The NameNode makes all decisions regarding replication of blocks. It periodically receives a Heartbeat and a Blockreport from each of the DataNodes in the cluster. Receipt of a Heartbeat implies that the DataNode is functioning properly. A Blockreport contains a list of all blocks on a DataNode.
On startup, the NameNode enters a special state called Safemode. Replication of data blocks does not occur when the NameNode is in the Safemode state. The NameNode receives Heartbeat and Blockreport messages from the DataNodes. A Blockreport contains the list of data blocks that a DataNode is hosting.
When a DataNode starts up, it scans through its local file system, generates a list of all HDFS data blocks that correspond to each of these local files, and sends this report to the NameNode. The report is called the Blockreport.

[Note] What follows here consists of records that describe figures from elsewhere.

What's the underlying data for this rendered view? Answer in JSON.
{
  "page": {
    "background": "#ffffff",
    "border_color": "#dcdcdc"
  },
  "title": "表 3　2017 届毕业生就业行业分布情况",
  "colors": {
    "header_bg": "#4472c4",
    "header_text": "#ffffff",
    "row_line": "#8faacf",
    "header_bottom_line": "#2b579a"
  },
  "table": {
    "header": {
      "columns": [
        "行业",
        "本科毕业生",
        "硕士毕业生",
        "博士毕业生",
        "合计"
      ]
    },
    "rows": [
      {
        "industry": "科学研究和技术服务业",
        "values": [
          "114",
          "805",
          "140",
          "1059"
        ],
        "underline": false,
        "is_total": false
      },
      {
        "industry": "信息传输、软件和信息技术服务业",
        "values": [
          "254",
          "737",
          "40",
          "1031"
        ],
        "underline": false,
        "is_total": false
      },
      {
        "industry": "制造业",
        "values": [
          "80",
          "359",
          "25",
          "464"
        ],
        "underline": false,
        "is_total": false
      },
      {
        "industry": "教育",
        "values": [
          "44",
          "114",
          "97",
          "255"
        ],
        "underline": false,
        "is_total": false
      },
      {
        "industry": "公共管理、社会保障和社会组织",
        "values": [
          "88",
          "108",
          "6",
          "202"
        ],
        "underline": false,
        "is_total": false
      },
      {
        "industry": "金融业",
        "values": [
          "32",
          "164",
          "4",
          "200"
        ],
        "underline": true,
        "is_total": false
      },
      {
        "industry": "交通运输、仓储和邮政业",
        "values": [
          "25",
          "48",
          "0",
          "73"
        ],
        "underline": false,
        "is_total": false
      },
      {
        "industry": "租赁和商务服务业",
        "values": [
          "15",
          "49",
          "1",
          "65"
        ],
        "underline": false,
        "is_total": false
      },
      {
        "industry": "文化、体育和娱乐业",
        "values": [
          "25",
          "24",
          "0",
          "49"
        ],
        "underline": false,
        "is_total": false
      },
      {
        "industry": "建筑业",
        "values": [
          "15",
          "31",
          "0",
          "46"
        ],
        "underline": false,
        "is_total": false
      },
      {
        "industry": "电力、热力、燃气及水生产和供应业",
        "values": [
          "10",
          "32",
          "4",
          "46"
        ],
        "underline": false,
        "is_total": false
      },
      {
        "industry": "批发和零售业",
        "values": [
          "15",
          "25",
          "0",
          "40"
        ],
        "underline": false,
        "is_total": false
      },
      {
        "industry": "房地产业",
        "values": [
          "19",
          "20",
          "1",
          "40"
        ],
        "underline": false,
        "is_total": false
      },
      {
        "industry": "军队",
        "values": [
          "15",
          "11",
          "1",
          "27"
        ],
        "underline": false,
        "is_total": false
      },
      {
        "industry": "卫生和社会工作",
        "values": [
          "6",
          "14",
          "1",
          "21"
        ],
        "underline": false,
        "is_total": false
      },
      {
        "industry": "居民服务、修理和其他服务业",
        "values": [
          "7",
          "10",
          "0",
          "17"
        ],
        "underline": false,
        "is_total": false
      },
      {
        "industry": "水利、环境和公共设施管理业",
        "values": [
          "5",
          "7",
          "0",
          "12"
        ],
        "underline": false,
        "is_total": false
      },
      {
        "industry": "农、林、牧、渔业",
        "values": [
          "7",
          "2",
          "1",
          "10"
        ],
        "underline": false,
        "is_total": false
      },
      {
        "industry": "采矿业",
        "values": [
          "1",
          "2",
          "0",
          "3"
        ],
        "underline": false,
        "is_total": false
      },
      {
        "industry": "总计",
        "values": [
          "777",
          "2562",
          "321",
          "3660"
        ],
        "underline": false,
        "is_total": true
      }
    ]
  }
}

Each DataNode sends a Heartbeat message to the NameNode periodically. A network partition can cause a subset of DataNodes to lose connectivity with the NameNode. The NameNode detects this condition by the absence of a Heartbeat message. The NameNode marks DataNodes without recent Heartbeats as dead and does not forward any new IO requests to them. Any data that was registered to a dead DataNode is not available to HDFS any more. DataNode death may cause the replication factor of some blocks to fall below their specified value. The NameNode constantly tracks which blocks need to be replicated and initiates replication whenever necessary. The necessity for re-replication may arise due to many reasons: a DataNode may become unavailable, a replica may become corrupted, a hard disk on a DataNode may fail, or the replication factor of a file may be increased.